Il dottor Sergej Palych avrà avuto poco più di quarant’anni, barba curata, sguardo tagliente. Sfogliò le mie analisi con un’aria sempre più cupa.
«Debolezza estrema, calo di peso, nausea, caduta dei capelli… e tutto questo da circa sei mesi, con un peggioramento costante?»
Annuii, stringendo la mano di Andrey come se fosse l’unica cosa che mi tenesse ancorata alla realtà.
«Dottore, mia moglie si spegne davanti a me! È cancro? Perché nessuno ci dice la verità?» quasi gridò Andrey.
«Direi che l’oncologia possiamo escluderla», rispose il medico dopo un momento di silenzio. «Ma i sintomi restano molto seri. Dobbiamo approfondire.»
«Qualsiasi cosa!» scoppiò mio marito. «Vi prego, salvatela!»
«Bene. Faremo altri esami. Torni tra tre giorni. Ma da sola.»
«Come, da sola?» si indignò Andrey.
«Ci sono cose che vanno discusse con la paziente in totale riservatezza», spiegò calmo il dottore.
I tre giorni successivi scivolarono via in una specie di torpore lattiginoso: dormivo quasi sempre, bevevo tè e decotti che Andrey preparava instancabile, non mi lasciava un minuto.
Arrivò il giorno della visita di controllo.
«Come si sente oggi?» chiese Sergej Palych, seduto alla scrivania.
«Forse un pochino meglio. La nausea si è placata… saranno i farmaci?»
«Mi ricorda tutto ciò che assume?»
Elencai le medicine prescritte, poi aggiunsi che mio marito mi preparava anche tisane di erbe, “per rinforzare il corpo”, diceva lui.
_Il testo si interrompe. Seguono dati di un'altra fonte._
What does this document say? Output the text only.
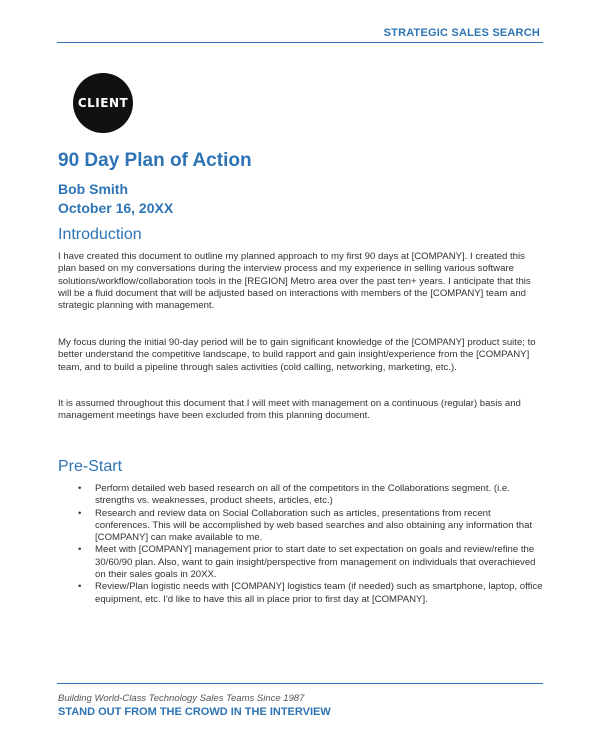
STRATEGIC SALES SEARCH
CLIENT
90 Day Plan of Action
Bob Smith
October 16, 20XX
Introduction

I have created this document to outline my planned approach to my first 90 days at [COMPANY]. I created this plan based on my conversations during the interview process and my experience in selling various software solutions/workflow/collaboration tools in the [REGION] Metro area over the past ten+ years. I anticipate that this will be a fluid document that will be adjusted based on interactions with members of the [COMPANY] team and strategic planning with management.

My focus during the initial 90-day period will be to gain significant knowledge of the [COMPANY] product suite; to better understand the competitive landscape, to build rapport and gain insight/experience from the [COMPANY] team, and to build a pipeline through sales activities (cold calling, networking, marketing, etc.).

It is assumed throughout this document that I will meet with management on a continuous (regular) basis and management meetings have been excluded from this planning document.

Pre-Start
• Perform detailed web based research on all of the competitors in the Collaborations segment. (i.e. strengths vs. weaknesses, product sheets, articles, etc.)
• Research and review data on Social Collaboration such as articles, presentations from recent conferences. This will be accomplished by web based searches and also obtaining any information that [COMPANY] can make available to me.
• Meet with [COMPANY] management prior to start date to set expectation on goals and review/refine the 30/60/90 plan. Also, want to gain insight/perspective from management on individuals that overachieved on their sales goals in 20XX.
• Review/Plan logistic needs with [COMPANY] logistics team (if needed) such as smartphone, laptop, office equipment, etc. I'd like to have this all in place prior to first day at [COMPANY].
Building World-Class Technology Sales Teams Since 1987
STAND OUT FROM THE CROWD IN THE INTERVIEW
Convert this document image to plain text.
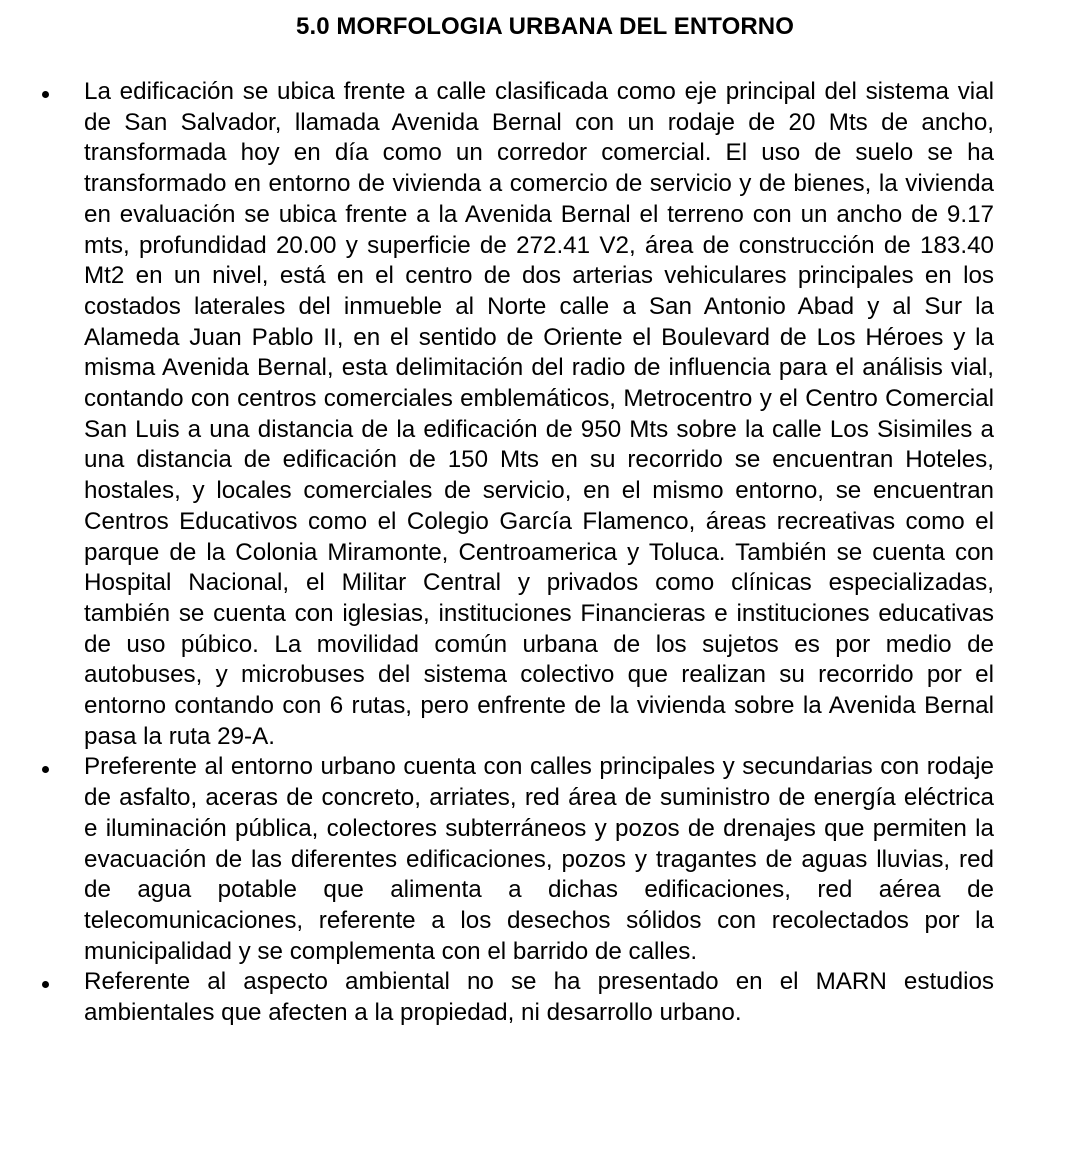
5.0 MORFOLOGIA URBANA DEL ENTORNO
La edificación se ubica frente a calle clasificada como eje principal del sistema vial de San Salvador, llamada Avenida Bernal con un rodaje de 20 Mts de ancho, transformada hoy en día como un corredor comercial. El uso de suelo se ha transformado en entorno de vivienda a comercio de servicio y de bienes, la vivienda en evaluación se ubica frente a la Avenida Bernal el terreno con un ancho de 9.17 mts, profundidad 20.00 y superficie de 272.41 V2, área de construcción de 183.40 Mt2 en un nivel, está en el centro de dos arterias vehiculares principales en los costados laterales del inmueble al Norte calle a San Antonio Abad y al Sur la Alameda Juan Pablo II, en el sentido de Oriente el Boulevard de Los Héroes y la misma Avenida Bernal, esta delimitación del radio de influencia para el análisis vial, contando con centros comerciales emblemáticos, Metrocentro y el Centro Comercial San Luis a una distancia de la edificación de 950 Mts sobre la calle Los Sisimiles a una distancia de edificación de 150 Mts en su recorrido se encuentran Hoteles, hostales, y locales comerciales de servicio, en el mismo entorno, se encuentran Centros Educativos como el Colegio García Flamenco, áreas recreativas como el parque de la Colonia Miramonte, Centroamerica y Toluca. También se cuenta con Hospital Nacional, el Militar Central y privados como clínicas especializadas, también se cuenta con iglesias, instituciones Financieras e instituciones educativas de uso púbico. La movilidad común urbana de los sujetos es por medio de autobuses, y microbuses del sistema colectivo que realizan su recorrido por el entorno contando con 6 rutas, pero enfrente de la vivienda sobre la Avenida Bernal pasa la ruta 29-A.
Preferente al entorno urbano cuenta con calles principales y secundarias con rodaje de asfalto, aceras de concreto, arriates, red área de suministro de energía eléctrica e iluminación pública, colectores subterráneos y pozos de drenajes que permiten la evacuación de las diferentes edificaciones, pozos y tragantes de aguas lluvias, red de agua potable que alimenta a dichas edificaciones, red aérea de telecomunicaciones, referente a los desechos sólidos con recolectados por la municipalidad y se complementa con el barrido de calles.
Referente al aspecto ambiental no se ha presentado en el MARN estudios ambientales que afecten a la propiedad, ni desarrollo urbano.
«Chi prepara esattamente questi decotti?»
«Sempre Andrey, chi altri? È un angelo.»
Il medico annuì piano, poi si alzò, chiuse con cura la porta e tornò a sedersi più vicino a me. La sua voce scese di tono.
«Signora Vera, quello che sto per dirle le sembrerà assurdo. Le chiedo solo di ascoltarmi fino in fondo.»
Sentii il cuore battere all’impazzata, come se volesse fuggire dal petto.
«Non è un tumore», disse piano, scandendo ogni parola. «Lei è avvelenata. Nel suo sangue abbiamo trovato tracce di arsenico. È questo che le sta distruggendo il corpo.»
Il mondo si inclinò. Arsenico. Avvelenata.
Le orecchie fischiavano, le parole arrivavano ovattate. E allora, chi? Chi poteva farlo, se non la persona che da mesi non mi lascia un istante, che cucina ogni piatto, che versa ogni tazza di tè?
La risposta si impose dentro di me, fredda e accecante come un lampo:
se qualcuno mi sta avvelenando… quel qualcuno non può che essere Andrey.